Each vertebra consists of

  • At the front - vertebral body
  • At the side - the pedicles
  • At the back - the lamina
  • At the back of each vertebra, there is a pair of facet joints which articulate with the facet joints of the adjacent vertebra. The vertebral bodies are separated by cushions called intervertebral discs. A disc is made of special cartilage and acts like a shock absorber between the bodies.

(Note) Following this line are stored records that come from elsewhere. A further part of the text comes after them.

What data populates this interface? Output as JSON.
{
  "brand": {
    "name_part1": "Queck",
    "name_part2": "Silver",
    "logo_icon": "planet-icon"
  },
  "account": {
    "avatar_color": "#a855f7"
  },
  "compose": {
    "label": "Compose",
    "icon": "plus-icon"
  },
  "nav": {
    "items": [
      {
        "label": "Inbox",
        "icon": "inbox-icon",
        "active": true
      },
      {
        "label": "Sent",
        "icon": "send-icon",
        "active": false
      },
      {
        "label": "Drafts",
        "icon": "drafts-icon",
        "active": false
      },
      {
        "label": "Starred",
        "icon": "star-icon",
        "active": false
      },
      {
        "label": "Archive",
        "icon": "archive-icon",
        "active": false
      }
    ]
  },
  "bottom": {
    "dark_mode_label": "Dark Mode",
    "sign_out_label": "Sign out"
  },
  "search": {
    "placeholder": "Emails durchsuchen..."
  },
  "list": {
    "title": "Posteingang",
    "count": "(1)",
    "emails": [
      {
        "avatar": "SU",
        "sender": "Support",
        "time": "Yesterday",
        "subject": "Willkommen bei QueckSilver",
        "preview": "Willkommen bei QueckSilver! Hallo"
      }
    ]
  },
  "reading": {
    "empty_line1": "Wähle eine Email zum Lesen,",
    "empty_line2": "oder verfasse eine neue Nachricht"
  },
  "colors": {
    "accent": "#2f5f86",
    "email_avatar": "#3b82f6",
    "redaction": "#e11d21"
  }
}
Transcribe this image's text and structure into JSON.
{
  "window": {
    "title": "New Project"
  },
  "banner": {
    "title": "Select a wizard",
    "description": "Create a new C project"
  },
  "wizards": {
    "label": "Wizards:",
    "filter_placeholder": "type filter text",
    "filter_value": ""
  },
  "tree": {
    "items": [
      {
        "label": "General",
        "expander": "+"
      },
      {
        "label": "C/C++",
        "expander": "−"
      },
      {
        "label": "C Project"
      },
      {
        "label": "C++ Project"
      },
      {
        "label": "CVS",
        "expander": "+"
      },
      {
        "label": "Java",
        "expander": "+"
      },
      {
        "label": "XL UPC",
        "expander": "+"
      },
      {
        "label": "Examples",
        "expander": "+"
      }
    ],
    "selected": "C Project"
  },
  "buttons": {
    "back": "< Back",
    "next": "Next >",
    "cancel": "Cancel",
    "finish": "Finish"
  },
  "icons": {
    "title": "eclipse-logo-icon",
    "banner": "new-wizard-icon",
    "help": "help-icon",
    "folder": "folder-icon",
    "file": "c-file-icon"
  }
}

There are two types of back pain: Acute and Chronic

  • Acute
    • Acute back pain is short-term pain, typically lasting from a few days to a few weeks. Most acute back pain is the result of trauma to the back or from a condition like arthritis. Acute pain symptoms range from shooting or stabbing pain to muscle aches, limited flexibility, range of motion, and inability to stand up straight.
  • Chronic
    • Chronic back pain lasts for three or more months. It is often progressive, meaning it gets worse over time. The cause of chronic pain can be hard to determine and usually requires treatment from a medical professional.
    • The main causes of back pain are:
      • Stress or injury involving the back muscles, including back sprain or strain; chronic overload of back muscles caused by obesity; and short-term overload of back muscles caused by any unusual stress, such as lifting or pregnancy
      • Disease or injury involving the back bones (vertebrae), including fracture from an accident or as a result of the bone-thinning disease osteoporosis
      • Degenerative arthritis, a "wear and tear" process that may be related to age, injury and genetic predisposition
      • Disease or injury involving the spinal nerves, including nerve injury caused by a protruding disc (a fibrous cushion between vertebrae) or spinal stenosis (a narrowing of the spinal canal)

Herniated Disk

When people say they have a “slipped” or “ruptured” disc in their neck or lower back, what they are actually describing is a herniated disc, a common source of pain in the neck, lower back, arms or legs. 


 The symptoms of a herniated disc depend on the exact level of the spine where the disc herniation occurs and whether or not nerve tissue is being irritated. A disc herniation may not cause any symptoms. However, disc herniation can cause local pain at the level of the spine affected. If the disc herniation is large enough, the disc tissue can press on the adjacent spinal nerves that exit the spine at the level of the disc herniation. This can cause shooting pain in the distribution of that nerve and usually occurs on one side of the body and is referred to as sciatica. For example, a disc herniation at the level between the fourth and fifth lumbar vertebrae of the low back can cause a shooting pain down the buttock into the back of the thigh and down the leg. Sometimes this is associated with numbness, weakness, and tingling in the leg. The pain often is worsened upon standing and decreases with lying down. This is often referred to as a "pinched nerve."

 If the disc herniation occurs in the cervical spine, the pain may shoot down one arm and cause a stiff neck or muscle spasm in the neck.

  • Pain and numbness, most commonly on one side of the body
  • Pain that extends to your arms and/or legs
  • Pain that worsens at night
  • Pain that worsens after standing or sitting
  • Pain when walking short distances
  • Unexplained muscle weakness
  • Tingling, aching or burning sensations in the affected area


If your slipped disc pain does not respond to over-the-counter treatments, your physician may prescribe stronger medications.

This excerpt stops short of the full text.